TV host Giuliana Rancic says two years after her breast cancer diagnosis, she has finally come to a point where the thought of cancer “doesn’t take over my life every day.”
Speaking to CBS News in the midst of breast cancer awareness month, Rancic — who underwent a double mastectomy — says, “I’m not as sad and, kind of, rattled by it as I used to be. Now it’s more about empowering other women, and talking about it in more positive way.”
Rancic explains the mastectomy at the age of 36 was “a personal decision to not have to look over my shoulder for the rest of my life. I just wanted to move on.” Despite her job at E! News, which has her covering red carpets and dissecting look on “Fashion Police,” Rancic says “Vanity is just not something that really exists in my life. I’m actually a very simple person, and I didn’t care what I looked like. I just wanted to get the cancer out.”
Breast cancer awareness month, Rancic says, should be a reminder to women to stay in touch with their doctors and keep the conversation going about monthly self exams and mammograms.
“I hear a lot of women come up to me and go, ‘My mom had breast cancer, I don’t have the gene, but maybe I’ll get the surgery,'” Ranic says. “I don’t know what sort of message people are getting, but it’s so important to know the facts.”

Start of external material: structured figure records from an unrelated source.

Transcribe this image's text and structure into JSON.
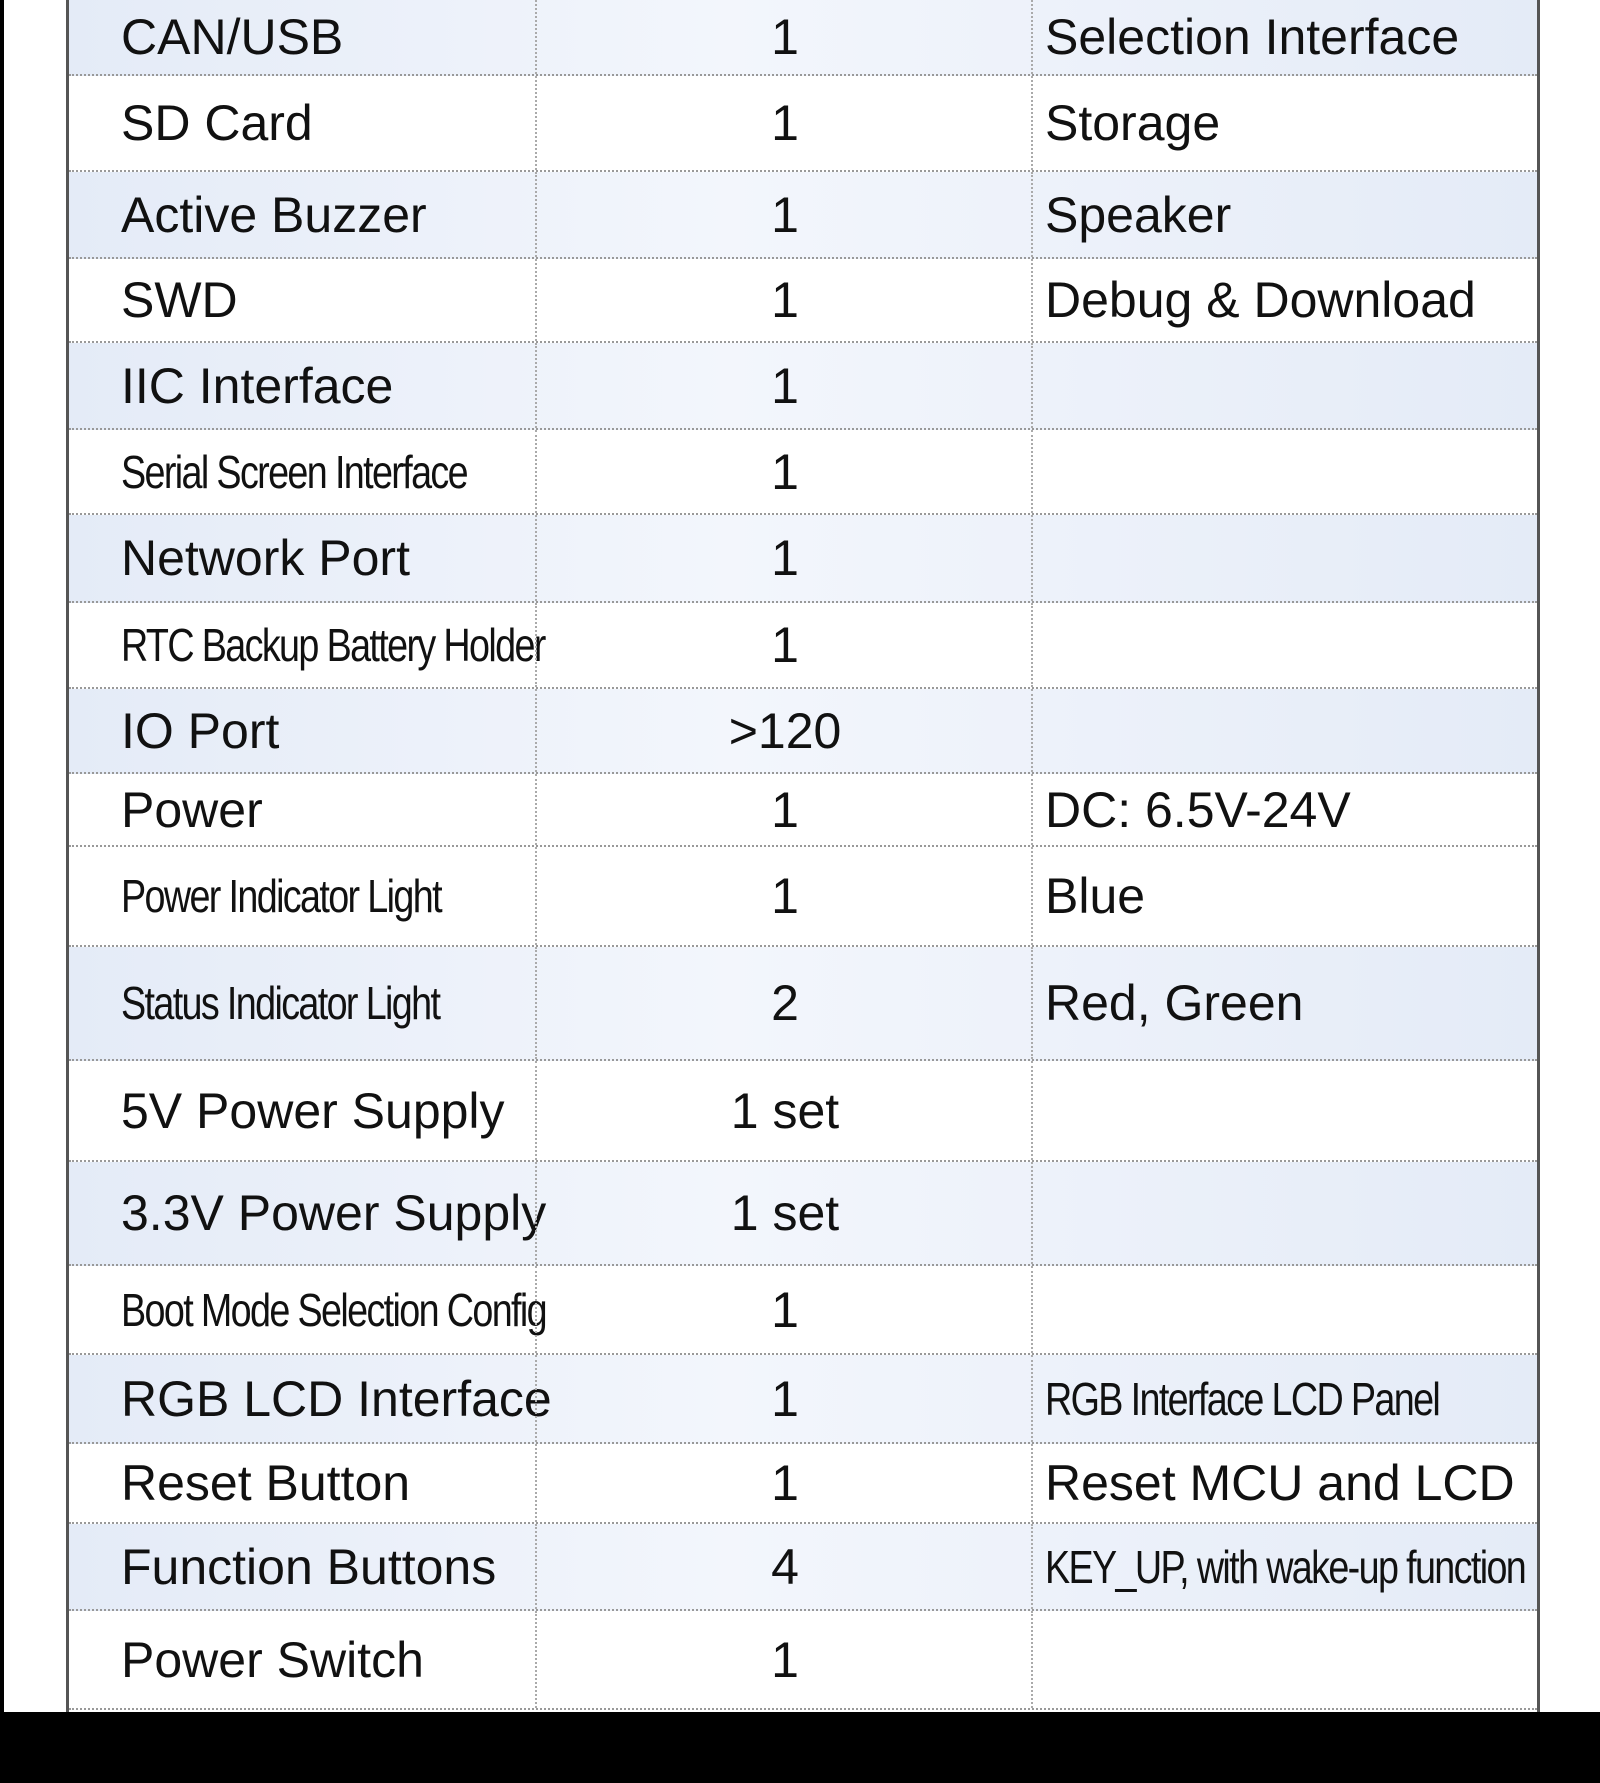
{
  "rows": [
    {
      "name": "CAN/USB",
      "qty": "1",
      "note": "Selection Interface"
    },
    {
      "name": "SD Card",
      "qty": "1",
      "note": "Storage"
    },
    {
      "name": "Active Buzzer",
      "qty": "1",
      "note": "Speaker"
    },
    {
      "name": "SWD",
      "qty": "1",
      "note": "Debug & Download"
    },
    {
      "name": "IIC Interface",
      "qty": "1",
      "note": ""
    },
    {
      "name": "Serial Screen Interface",
      "qty": "1",
      "note": ""
    },
    {
      "name": "Network Port",
      "qty": "1",
      "note": ""
    },
    {
      "name": "RTC Backup Battery Holder",
      "qty": "1",
      "note": ""
    },
    {
      "name": "IO Port",
      "qty": ">120",
      "note": ""
    },
    {
      "name": "Power",
      "qty": "1",
      "note": "DC: 6.5V-24V"
    },
    {
      "name": "Power Indicator Light",
      "qty": "1",
      "note": "Blue"
    },
    {
      "name": "Status Indicator Light",
      "qty": "2",
      "note": "Red, Green"
    },
    {
      "name": "5V Power Supply",
      "qty": "1 set",
      "note": ""
    },
    {
      "name": "3.3V Power Supply",
      "qty": "1 set",
      "note": ""
    },
    {
      "name": "Boot Mode Selection Config",
      "qty": "1",
      "note": ""
    },
    {
      "name": "RGB LCD Interface",
      "qty": "1",
      "note": "RGB Interface LCD Panel"
    },
    {
      "name": "Reset Button",
      "qty": "1",
      "note": "Reset MCU and LCD"
    },
    {
      "name": "Function Buttons",
      "qty": "4",
      "note": "KEY_UP, with wake-up function"
    },
    {
      "name": "Power Switch",
      "qty": "1",
      "note": ""
    }
  ]
}
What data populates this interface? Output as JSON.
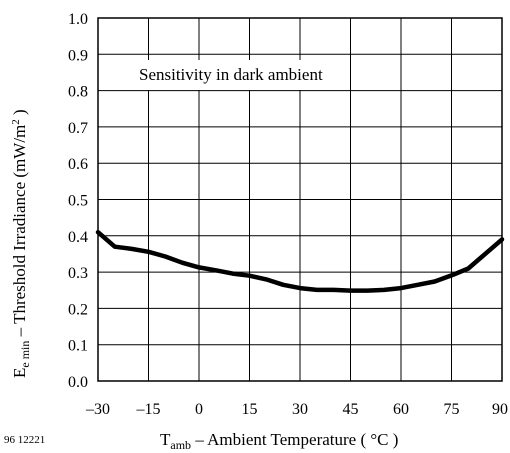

And she has a message for women who are considering preemptive mastectomy: “If you have breast cancer, it runs in your family or you have the gene and maybe you are thinking of having the surgery, talk to your doctor,” Rancic says. “Maybe it actually might make sense for you. But there are a lot of scenarios where a mastectomy would not make sense. So you have to make sure you’re going to a good doctor, getting a second opinion, which was a big deal in my case, and just that you know what you’re getting yourself into. It’s not a glamorous surgery by any means.”
In May, Angelina Jolie revealed she underwent double mastectomy to decrease her risk of breast cancer, sparking a nationwide conversation about the BRCA1 and BRCA2 breast cancer genes and prophylactic mastectomy.